Engineering and Environmental Services

The Engineering Services industry covers companies that design and develop processes, structures, machines, and instruments. Environmental consulting services includes advice and assistance to others on environmental issues, such as controlling environmental contamination from pollutants, toxic substances, and hazardous materials. Austin Dale Group has many years of advisory experience working with engineering and environmental companies.

Industry Trends

  • Municipal Utilities – Renewed investments in roads, water and wastewater, hydrology and other public infrastructure will require increasing amounts of professional engineering services, environmental services, and project management.
  • Scale – The value of private, non-residential and industrial construction is forecast to grow over the next five years. Engineering firms will need size and scope to design and manage complex commercial and industrial projects.
  • Eco-friendly Energy – The transition away from fossil fuels drives renewable energy solutions and engineering firms are developing systems and infrastructure to deliver these new technologies.
  • Green Building Design – Engineering firms are implementing LEED standards and influencing projects to incorporate sustainable materials and lower building operating costs.
  • Innovative Technologies – Using drones for LIDAR and thermal imaging, plant layout and land surveying. Projects are now being delivered using new technologies and engineering firms are leading the way.
  • Consolidation – Most engineering firms are smaller, independent operators, but industry consolidation has been active and will continue.
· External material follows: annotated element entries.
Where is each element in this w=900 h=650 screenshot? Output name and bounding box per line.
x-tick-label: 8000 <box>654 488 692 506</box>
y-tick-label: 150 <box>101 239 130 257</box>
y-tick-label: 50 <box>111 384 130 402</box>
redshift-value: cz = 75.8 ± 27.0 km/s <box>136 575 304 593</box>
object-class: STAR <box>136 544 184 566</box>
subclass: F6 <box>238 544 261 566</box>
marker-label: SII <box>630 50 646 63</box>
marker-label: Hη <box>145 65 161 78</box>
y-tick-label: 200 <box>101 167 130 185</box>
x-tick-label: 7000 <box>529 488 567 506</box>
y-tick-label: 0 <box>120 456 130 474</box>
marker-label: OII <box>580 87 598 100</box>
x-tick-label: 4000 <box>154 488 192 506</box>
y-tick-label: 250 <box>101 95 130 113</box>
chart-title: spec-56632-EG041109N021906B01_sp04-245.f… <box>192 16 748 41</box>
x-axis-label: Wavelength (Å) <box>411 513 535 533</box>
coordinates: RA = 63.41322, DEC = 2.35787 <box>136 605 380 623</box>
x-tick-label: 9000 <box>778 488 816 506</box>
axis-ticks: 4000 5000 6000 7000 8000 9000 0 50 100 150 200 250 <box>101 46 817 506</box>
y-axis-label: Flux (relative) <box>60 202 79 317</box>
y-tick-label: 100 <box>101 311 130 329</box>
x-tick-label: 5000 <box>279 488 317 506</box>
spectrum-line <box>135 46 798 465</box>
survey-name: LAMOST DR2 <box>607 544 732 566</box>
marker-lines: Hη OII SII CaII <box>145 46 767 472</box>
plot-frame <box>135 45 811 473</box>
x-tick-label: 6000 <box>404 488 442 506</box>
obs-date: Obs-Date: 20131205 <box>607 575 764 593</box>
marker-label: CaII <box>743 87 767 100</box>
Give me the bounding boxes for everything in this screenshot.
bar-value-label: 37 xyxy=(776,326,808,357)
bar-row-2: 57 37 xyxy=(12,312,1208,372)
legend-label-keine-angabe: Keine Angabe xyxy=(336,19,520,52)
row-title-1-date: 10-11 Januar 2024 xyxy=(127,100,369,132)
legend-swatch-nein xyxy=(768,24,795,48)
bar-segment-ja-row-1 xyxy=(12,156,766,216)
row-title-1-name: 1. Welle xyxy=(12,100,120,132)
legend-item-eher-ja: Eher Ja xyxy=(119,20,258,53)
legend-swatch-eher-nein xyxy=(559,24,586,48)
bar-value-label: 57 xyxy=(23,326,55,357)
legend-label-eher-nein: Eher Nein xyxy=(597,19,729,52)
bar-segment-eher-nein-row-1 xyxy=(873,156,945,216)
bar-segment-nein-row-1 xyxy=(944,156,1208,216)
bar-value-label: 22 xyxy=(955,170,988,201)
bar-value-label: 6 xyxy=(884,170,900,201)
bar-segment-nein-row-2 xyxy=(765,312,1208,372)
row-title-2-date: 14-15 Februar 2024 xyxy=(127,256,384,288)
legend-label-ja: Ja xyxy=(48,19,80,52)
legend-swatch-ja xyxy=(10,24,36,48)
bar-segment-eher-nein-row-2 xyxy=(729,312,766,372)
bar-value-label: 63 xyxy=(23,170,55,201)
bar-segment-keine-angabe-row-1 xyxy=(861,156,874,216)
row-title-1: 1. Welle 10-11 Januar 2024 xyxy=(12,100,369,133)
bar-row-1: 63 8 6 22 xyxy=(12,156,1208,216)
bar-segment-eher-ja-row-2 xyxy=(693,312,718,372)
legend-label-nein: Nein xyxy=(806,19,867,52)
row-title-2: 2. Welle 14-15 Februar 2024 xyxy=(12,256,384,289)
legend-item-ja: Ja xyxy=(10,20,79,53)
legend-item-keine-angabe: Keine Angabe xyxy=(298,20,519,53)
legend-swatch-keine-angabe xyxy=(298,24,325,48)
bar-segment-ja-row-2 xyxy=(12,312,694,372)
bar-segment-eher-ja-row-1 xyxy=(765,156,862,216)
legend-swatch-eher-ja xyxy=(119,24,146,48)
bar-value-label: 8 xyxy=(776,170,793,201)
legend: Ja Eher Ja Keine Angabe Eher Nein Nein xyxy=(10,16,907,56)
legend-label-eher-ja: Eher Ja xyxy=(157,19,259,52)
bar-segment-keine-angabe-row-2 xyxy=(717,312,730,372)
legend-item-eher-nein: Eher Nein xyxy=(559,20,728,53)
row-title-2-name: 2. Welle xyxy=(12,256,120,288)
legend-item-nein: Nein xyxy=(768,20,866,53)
Small firms are at a disadvantage in recruiting and retaining younger staff and do not benefit from the economies of scale experienced by larger firms.

Value Drivers

  • Industry Specialization – Firms that have developed expertise in areas of practice that are in high demand, including environmental services and specialized engineering verticals.
  • Contract Backlog – Buyers want to make sure that the firms they acquire have a steady stream of profitable projects stretching a year or more into the future.
  • Profitability – A stable history of growth and profitability demonstrate to buyers that the firm can bring in projects and execute them successfully.
  • Professional Staff – A bench of talent with professional engineers, engineers-in-training, surveyors, machinists, draftsmen and support staff, because technical talent is becoming a scarce resource.
  • Technology Proficiency – A demonstrated ability to deploy the latest technology.

What Buyers Want

  • Industry specialization – Firms that have developed expertise in areas of practice that are in high demand are more attractive to buyers.
  • Contract backlog – having a backlog of profitable projects is another key driver of value. Buyers want to make sure that the firms they acquire have a steady stream of profitable projects stretching a year or more into the future.
  • Profitability – firms that have a stable history of growth and profitability demonstrate to buyers that the firm has developed a staff that can bring in projects and execute them profitably. Firms with a history like this are very marketable.
  • Professional staff – firms that have a bench of talent with professional engineers, engineers-in-training, surveyors, machinists, draftsmen and support staff are desirable acquisition candidates because technical talent is becoming a scarce resource.
  • Technology proficiency – firms that have a demonstrated ability to deploy the latest technology in their projects are also desirable to buyers as they increasingly adopt these technologies themselves.